Mr Stark also warned: ‘People seem to have been lost in all of this, and the public is crying out for more information on what lies ahead.
‘There is a genuine need to engage people across the country, to bring them with us on the net-zero challenge,’ he said.
Responding to the reports, shadow business secretary Ed Miliband said they lay bare the yawning chasm between government rhetoric and reality.
‘This is the decisive decade and we cannot afford the Conservatives’ complacency, inaction and lack of direction.
‘The government owes it to the country to take heed and get on with the hard yards of investment and delivery necessary to protect us from the greatest long-term threat we face and to realise the huge benefits that the transition to net-zero promises,’ he said.
Green campaigners accused the government of talking the talk but failing to walk the walk on climate action, with Greenpeace UK’s Doug Parr warning: ‘Time is running out to show true climate leadership ahead of November’s Glasgow climate summit.’
Tanya Steele, the chief executive at the World Wildlife Fund, likewise wasn’t impressed.
‘This assessment reveals an alarming lack of progress in meeting our net zero commitments which is not just disappointing – it’s dangerous,’ she said.
‘We have long backed the Climate Change Committee’s recommendation of a net zero test to ensure all government spending and policy, including in the planning system, are compatible with our climate targets.

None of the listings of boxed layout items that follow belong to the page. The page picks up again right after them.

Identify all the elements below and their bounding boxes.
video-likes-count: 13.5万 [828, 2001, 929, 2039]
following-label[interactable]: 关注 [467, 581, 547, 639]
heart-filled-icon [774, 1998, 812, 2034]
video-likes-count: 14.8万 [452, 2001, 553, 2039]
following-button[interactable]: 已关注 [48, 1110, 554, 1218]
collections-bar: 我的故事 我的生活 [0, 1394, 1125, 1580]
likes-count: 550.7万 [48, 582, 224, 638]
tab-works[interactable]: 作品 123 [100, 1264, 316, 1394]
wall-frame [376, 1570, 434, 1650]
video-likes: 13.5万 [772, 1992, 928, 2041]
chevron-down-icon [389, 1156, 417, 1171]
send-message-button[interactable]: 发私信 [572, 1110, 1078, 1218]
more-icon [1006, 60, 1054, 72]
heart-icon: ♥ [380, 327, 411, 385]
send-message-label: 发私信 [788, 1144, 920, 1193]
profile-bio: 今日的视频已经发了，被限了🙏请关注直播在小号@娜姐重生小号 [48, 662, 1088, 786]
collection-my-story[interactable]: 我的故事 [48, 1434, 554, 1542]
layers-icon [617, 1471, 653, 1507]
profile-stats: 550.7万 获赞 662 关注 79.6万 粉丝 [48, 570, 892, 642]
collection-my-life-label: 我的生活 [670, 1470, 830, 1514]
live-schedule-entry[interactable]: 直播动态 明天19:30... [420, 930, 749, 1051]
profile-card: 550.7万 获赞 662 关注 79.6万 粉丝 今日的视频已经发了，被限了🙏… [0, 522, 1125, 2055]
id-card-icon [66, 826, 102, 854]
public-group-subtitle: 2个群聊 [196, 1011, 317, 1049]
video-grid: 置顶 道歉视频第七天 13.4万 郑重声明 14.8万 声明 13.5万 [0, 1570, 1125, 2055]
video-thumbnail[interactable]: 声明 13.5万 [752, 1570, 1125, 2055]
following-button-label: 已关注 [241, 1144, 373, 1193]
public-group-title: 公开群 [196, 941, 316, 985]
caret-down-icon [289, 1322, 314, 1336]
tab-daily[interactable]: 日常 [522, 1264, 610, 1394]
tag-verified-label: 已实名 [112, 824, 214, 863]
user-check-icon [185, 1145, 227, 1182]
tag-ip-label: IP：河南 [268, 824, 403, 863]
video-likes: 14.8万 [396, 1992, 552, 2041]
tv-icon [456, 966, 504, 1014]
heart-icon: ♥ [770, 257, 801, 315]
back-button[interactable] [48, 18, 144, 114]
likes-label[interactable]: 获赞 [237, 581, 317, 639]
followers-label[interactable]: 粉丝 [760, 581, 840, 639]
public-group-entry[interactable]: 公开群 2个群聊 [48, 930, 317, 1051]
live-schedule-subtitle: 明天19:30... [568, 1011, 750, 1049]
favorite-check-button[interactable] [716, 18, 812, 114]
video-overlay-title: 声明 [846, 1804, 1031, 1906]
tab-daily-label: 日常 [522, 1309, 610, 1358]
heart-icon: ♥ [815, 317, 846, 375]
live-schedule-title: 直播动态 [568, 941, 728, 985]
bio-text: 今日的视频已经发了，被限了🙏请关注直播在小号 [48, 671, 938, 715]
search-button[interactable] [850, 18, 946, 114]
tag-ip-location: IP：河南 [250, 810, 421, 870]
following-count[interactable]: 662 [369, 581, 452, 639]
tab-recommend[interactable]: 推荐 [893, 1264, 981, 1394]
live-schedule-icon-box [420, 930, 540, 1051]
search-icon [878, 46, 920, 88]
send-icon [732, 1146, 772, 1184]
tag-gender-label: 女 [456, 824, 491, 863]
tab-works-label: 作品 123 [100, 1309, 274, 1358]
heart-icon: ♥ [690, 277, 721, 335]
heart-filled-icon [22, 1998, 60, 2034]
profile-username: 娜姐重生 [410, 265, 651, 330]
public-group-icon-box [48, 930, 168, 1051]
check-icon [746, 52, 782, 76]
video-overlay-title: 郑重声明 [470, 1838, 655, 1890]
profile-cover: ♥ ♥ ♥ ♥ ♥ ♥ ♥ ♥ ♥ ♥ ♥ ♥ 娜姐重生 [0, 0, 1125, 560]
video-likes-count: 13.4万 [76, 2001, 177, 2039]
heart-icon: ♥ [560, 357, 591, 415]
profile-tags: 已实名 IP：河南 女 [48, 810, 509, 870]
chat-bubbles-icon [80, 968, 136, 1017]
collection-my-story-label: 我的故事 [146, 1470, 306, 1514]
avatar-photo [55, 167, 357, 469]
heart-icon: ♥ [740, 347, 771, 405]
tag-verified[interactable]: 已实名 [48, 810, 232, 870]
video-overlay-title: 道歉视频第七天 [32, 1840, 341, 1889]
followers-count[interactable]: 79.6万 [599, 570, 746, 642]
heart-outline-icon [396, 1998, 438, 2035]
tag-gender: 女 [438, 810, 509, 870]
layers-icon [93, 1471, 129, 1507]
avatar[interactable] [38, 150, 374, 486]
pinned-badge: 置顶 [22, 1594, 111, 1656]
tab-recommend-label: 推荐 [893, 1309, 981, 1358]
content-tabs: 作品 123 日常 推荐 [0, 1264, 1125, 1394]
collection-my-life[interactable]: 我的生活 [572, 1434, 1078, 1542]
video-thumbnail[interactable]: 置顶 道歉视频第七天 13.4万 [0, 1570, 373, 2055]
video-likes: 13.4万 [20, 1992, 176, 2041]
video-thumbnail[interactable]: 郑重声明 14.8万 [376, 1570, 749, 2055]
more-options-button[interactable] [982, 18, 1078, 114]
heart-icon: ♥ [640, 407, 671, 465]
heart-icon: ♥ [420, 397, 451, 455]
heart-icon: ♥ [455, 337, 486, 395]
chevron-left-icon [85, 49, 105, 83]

‘The government needs to do this urgently, alongside a credible strategy to reach net zero, if it is to close the gap between its ambition and its action. We won’t forget the promises that have been made – and future generations won’t forgive a lack of urgent action.’
A government spokesperson said any suggestion they had been slow to deliver climate action ‘is widely off the mark’, and pointed to progress in recent months including record investment, a new UK emissions trading scheme, £5.2 billion investment in flood and sea defences and plans to decarbonise heavy industry and North Sea oil.
‘Our forthcoming strategies on heat and buildings, hydrogen, transport and comprehensive net zero strategy this year will set out more of the very policies the Climate Change Committee is calling for as we redouble our efforts to end the UK’s contribution to climate change,’ the spokesperson said.